L'enjeu de l'aménagement numérique est considéré par le juge administratif comme relevant de l'intérêt public local. Le Conseil d'État a admis que le déploiement d'un réseau de communications électroniques par une collectivité répond à un besoin d'intérêt général lié à l'aménagement du territoire et au développement économique (CE, 17 novembre 2006, Société Neuf Télécom).
Le rôle de l'Arcep et les obligations des collectivités
L'Arcep exerce une fonction de régulation qui s'impose aux collectivités lorsqu'elles agissent en qualité d'opérateur. L'article L. 1425-1 du CGCT impose une obligation de notification préalable : toute collectivité ou groupement souhaitant lancer un projet de réseau doit en transmettre la description à l'Arcep. Cette obligation vise à garantir la transparence du marché et à permettre au régulateur d'exercer son contrôle.
Les collectivités sont par ailleurs tenues de respecter le principe d'utilisation partagée des infrastructures : les réseaux qu'elles établissent doivent être ouverts à l'ensemble des opérateurs dans des conditions objectives, transparentes, non discriminatoires et proportionnées. Ce principe, qui traduit en droit interne les exigences du droit européen de la concurrence, interdit toute forme de favoritisme au profit d'un opérateur.
En cas de manquement à ces obligations, l'Arcep dispose de pouvoirs de sanction prévus aux articles L. 36-11 et suivants du CPCE. Le juge administratif contrôle la légalité des décisions prises par les collectivités dans ce domaine, tant au regard du droit des communications électroniques que du droit de la commande publique lorsque le réseau est exploité par un tiers.
La question du transfert de compétence aux EPCI
L'article L. 1425-1 du CGCT prévoit que les groupements de collectivités peuvent exercer cette compétence dès lors qu'elle leur a été transférée. En pratique, la compétence en matière d'aménagement numérique est fréquemment exercée à l'échelon intercommunal, voire départemental ou régional, afin de garantir la cohérence des déploiements sur un territoire pertinent.
La loi NOTRe du 7 août 2015 a renforcé le rôle des régions en matière d'aménagement numérique en leur confiant l'élaboration de la stratégie de développement des usages et services numériques (SDUSN), intégrée au schéma régional d'aménagement, de développement durable et d'égalité des territoires (SRADDET). Les schémas directeurs territoriaux d'aménagement numérique (SDTAN), prévus par l'article L. 1425-2 du CGCT, assurent la planification des déploiements à l'échelle départementale ou interdépartementale.
À retenir
- L'article L. 1425-1 du CGCT, issu de la loi du 21 juin 2004, autorise les collectivités territoriales et leurs groupements à établir et exploiter des réseaux de communications électroniques.
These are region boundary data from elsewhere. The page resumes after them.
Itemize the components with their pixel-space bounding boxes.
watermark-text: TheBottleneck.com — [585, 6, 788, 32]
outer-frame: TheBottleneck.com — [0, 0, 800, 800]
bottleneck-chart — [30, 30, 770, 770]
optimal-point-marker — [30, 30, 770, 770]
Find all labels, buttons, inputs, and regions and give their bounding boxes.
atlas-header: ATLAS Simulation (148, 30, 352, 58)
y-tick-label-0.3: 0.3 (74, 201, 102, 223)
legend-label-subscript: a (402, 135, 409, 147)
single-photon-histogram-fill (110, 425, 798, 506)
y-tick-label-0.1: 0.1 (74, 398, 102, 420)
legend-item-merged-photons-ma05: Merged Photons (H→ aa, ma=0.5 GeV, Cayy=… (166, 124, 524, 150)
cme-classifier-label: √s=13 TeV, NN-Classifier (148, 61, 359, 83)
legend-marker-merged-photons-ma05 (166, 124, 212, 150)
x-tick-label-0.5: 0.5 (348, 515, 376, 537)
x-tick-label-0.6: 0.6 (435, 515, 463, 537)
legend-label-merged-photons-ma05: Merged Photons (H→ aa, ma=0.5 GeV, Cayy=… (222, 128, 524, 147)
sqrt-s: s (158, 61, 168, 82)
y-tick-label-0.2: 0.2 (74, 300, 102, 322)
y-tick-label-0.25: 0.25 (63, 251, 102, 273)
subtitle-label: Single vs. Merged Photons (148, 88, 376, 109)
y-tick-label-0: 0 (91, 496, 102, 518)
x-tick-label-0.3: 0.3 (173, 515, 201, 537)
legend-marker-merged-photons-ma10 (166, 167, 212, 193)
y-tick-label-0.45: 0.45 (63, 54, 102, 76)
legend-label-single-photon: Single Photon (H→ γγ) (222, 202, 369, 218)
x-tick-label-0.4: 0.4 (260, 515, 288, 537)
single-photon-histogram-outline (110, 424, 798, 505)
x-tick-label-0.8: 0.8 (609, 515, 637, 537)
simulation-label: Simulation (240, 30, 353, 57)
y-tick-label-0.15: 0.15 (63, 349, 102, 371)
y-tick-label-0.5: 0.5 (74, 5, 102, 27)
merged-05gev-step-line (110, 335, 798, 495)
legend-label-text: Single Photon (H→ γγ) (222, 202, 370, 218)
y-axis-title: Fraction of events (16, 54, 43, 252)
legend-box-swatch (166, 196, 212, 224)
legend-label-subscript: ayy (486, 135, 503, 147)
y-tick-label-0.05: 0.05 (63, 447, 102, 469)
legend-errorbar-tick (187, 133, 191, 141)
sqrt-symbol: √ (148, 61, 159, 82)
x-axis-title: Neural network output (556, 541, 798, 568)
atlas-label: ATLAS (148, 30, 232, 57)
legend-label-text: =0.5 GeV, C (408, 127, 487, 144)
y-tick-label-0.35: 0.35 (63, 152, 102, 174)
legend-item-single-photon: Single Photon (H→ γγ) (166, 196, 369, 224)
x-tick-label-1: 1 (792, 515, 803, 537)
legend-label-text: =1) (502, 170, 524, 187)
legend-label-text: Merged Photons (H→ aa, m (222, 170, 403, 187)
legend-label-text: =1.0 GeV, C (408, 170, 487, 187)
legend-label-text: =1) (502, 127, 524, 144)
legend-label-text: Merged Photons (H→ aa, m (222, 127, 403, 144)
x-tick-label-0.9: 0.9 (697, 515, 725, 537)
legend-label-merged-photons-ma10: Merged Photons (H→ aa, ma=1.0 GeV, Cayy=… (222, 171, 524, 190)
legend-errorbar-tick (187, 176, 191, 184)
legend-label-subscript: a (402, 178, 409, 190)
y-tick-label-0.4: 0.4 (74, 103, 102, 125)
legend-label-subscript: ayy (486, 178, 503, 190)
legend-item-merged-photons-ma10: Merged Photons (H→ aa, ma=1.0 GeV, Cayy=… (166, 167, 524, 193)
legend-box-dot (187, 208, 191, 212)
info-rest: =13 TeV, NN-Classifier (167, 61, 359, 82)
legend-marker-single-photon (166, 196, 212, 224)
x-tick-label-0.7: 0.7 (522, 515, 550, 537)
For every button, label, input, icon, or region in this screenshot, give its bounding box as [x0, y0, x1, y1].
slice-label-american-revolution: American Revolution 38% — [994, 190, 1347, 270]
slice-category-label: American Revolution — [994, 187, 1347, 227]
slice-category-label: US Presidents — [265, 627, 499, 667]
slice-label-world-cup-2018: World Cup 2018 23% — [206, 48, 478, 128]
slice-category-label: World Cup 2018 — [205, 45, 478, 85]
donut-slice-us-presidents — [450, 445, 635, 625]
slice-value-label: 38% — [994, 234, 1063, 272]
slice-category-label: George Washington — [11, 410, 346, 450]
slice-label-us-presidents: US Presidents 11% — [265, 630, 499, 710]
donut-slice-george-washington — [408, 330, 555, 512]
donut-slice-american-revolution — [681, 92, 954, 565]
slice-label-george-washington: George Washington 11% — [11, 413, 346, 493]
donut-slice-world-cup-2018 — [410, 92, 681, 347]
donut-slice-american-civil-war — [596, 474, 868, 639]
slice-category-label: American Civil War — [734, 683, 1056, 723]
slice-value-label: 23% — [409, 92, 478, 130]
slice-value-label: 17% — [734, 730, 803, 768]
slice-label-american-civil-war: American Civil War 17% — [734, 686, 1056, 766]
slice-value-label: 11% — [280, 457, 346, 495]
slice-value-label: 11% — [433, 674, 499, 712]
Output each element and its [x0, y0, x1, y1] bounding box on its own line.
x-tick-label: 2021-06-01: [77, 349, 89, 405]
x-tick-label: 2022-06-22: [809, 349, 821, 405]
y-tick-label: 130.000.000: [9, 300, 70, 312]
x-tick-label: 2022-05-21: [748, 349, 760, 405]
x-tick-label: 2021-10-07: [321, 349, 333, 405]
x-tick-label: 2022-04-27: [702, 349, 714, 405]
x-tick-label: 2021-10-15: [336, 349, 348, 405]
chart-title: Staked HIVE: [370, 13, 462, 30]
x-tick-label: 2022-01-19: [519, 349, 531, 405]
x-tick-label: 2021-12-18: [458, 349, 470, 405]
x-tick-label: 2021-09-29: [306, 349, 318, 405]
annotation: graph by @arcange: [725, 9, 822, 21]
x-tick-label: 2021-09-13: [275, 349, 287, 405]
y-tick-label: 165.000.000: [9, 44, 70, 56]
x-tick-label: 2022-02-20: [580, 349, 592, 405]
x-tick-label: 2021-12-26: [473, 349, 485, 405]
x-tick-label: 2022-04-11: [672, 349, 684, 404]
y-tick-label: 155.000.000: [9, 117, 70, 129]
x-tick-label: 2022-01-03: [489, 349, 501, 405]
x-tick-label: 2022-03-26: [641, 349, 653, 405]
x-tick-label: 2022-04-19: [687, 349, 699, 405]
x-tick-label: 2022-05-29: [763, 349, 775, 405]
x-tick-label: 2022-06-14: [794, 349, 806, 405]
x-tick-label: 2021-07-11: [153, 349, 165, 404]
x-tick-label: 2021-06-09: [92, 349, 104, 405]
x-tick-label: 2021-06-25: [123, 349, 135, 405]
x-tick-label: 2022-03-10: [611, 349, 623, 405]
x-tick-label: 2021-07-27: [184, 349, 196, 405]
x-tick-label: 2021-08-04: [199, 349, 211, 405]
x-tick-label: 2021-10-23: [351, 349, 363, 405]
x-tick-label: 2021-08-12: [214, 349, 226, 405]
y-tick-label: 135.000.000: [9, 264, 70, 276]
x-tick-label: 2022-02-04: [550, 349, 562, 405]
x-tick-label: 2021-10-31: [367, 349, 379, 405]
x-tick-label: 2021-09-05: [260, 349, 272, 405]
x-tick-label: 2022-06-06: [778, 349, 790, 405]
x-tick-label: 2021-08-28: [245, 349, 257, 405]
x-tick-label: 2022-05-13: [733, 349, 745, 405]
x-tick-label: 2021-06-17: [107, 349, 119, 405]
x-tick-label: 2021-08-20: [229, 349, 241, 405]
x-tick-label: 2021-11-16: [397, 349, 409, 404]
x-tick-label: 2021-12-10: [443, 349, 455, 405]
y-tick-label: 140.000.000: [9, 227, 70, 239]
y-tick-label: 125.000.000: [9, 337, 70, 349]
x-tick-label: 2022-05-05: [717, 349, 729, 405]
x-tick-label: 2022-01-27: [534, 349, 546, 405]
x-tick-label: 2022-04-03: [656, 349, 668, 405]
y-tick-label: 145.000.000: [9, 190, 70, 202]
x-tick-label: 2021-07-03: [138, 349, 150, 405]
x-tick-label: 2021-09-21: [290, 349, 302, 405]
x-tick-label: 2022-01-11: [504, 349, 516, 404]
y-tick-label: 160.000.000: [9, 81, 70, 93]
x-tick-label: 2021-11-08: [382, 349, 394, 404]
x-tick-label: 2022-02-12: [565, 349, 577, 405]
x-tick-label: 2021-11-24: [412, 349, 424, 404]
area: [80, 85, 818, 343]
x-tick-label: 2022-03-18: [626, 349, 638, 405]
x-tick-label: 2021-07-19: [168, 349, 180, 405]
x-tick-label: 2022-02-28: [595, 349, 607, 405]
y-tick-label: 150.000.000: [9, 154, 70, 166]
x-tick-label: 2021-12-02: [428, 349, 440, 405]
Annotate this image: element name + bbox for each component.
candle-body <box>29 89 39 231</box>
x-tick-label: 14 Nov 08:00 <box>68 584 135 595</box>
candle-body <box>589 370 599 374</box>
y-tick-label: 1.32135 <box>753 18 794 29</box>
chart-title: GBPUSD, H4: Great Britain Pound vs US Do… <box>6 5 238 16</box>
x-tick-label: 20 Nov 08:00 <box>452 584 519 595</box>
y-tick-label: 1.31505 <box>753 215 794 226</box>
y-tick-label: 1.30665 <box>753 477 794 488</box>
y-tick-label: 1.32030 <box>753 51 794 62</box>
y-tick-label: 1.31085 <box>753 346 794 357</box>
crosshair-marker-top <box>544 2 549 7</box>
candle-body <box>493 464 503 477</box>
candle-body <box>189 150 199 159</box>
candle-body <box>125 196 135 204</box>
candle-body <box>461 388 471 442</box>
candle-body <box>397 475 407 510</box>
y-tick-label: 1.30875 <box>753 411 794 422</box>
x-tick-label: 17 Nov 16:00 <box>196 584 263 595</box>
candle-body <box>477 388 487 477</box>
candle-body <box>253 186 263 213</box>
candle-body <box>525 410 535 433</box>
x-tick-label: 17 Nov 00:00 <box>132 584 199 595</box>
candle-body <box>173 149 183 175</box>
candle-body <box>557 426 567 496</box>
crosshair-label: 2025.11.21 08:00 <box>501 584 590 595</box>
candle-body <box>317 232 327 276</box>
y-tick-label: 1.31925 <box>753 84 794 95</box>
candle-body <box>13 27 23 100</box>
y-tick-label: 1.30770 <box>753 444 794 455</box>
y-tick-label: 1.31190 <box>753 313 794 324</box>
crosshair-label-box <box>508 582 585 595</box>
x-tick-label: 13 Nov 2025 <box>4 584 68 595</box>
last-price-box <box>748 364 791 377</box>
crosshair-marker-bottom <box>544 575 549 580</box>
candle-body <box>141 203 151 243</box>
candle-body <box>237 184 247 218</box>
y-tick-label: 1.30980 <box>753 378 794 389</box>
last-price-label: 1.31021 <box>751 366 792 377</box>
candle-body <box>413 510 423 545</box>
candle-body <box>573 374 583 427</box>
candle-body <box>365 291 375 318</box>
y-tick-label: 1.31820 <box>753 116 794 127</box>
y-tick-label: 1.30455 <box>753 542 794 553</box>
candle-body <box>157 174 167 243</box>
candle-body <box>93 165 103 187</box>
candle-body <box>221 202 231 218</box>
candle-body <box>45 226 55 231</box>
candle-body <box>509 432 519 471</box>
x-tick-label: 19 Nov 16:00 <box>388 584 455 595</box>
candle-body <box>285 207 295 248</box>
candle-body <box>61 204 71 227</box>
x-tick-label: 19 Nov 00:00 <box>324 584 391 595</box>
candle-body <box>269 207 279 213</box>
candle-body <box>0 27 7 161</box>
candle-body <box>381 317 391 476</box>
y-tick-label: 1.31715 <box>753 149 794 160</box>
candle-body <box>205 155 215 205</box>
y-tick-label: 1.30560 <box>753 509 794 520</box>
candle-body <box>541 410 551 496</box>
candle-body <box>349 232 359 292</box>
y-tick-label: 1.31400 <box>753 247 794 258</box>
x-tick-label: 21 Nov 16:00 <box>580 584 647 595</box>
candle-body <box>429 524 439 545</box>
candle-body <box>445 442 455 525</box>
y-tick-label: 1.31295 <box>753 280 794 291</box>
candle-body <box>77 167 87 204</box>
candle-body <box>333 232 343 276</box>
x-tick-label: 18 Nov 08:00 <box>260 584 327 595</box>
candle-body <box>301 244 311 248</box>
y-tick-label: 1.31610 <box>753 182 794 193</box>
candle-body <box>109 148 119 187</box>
- Les réseaux d'initiative publique (RIP) constituent le principal outil de l'action locale en matière d'aménagement numérique, sous le contrôle de l'Arcep.
- L'intervention des collectivités est subsidiaire : elle suppose une insuffisance de l'initiative privée et doit respecter les principes de libre concurrence et d'utilisation partagée.
- Le Plan France Très Haut Débit confie aux collectivités, principalement à l'échelon départemental, le déploiement de la fibre optique dans les zones non couvertes par l'initiative privée.
- Les collectivités doivent notifier leurs projets à l'Arcep et garantir un accès ouvert et non discriminatoire aux infrastructures qu'elles déploient.